El avance de la infraestructura se apoya en un despliegue logístico sin precedentes. Un equipo de 300 operarios trabaja en turnos continuos los siete días de la semana para mantener un ritmo medio de 15 metros diarios, lo que supone una progresión de 500 metros al mes. El proceso es cíclico: el cabezal giratorio extrae la tierra a través de un tornillo sin fin mientras, cada 1,7 metros, la máquina se detiene para instalar un anillo de hormigón armado compuesto por siete dovelas prefabricadas.
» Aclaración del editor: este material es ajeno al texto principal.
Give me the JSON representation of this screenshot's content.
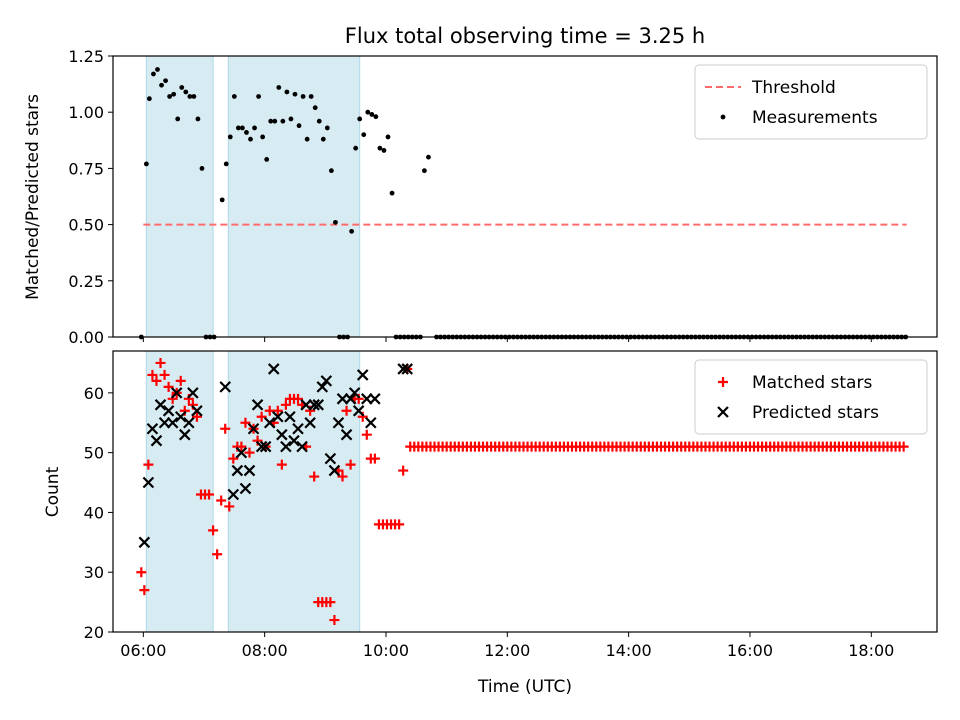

El viaje de Mayrit desde Alemania a Madrid
La complejidad del proyecto comenzó mucho antes del inicio de la excavación. La tuneladora fue fabricada en Schwanau (Alemania) y requirió una operativa de transporte multimodal para llegar a la capital de España. El trayecto incluyó el traslado fluvial por el río Rin hasta el puerto de Rotterdam, desde donde partió por vía marítima hacia el puerto de Santander. El último tramo se completó mediante un transporte especial por carretera hasta su montaje final en el pozo de ataque de Madrid.
Para la consolidación del túnel, se estima el uso de 32.000 toneladas de acero y 210.000 metros cúbicos de hormigón. Las 25.000 dovelas necesarias para revestir los más de cinco kilómetros de este tramo se producen en una fábrica creada específicamente para este fin, operativa desde septiembre de 2025.
Un eje vertebrador para la capital
La ampliación de la Línea 11 no solo añade kilómetros a la red, sino que actúa como un nodo de interconexión masivo. El tramo actual permitirá el enlace con las líneas de Metro en Palos de la Frontera, Atocha y Conde de Casal, además de facilitar la conexión con la red de Cercanías y autobuses interurbanos.
El plan integral de la Comunidad de Madrid contempla que esta línea alcance finalmente los 33 kilómetros, conectando Cuatro Vientos con Valdebebas Norte. Esta última fase, cuya tramitación ya ha comenzado, dará servicio a nodos estratégicos como Ifema, la Ciudad de la Justicia y la Terminal T4 del Aeropuerto Adolfo Suárez Madrid-Barajas, con una previsión de finalización total para el año 2031.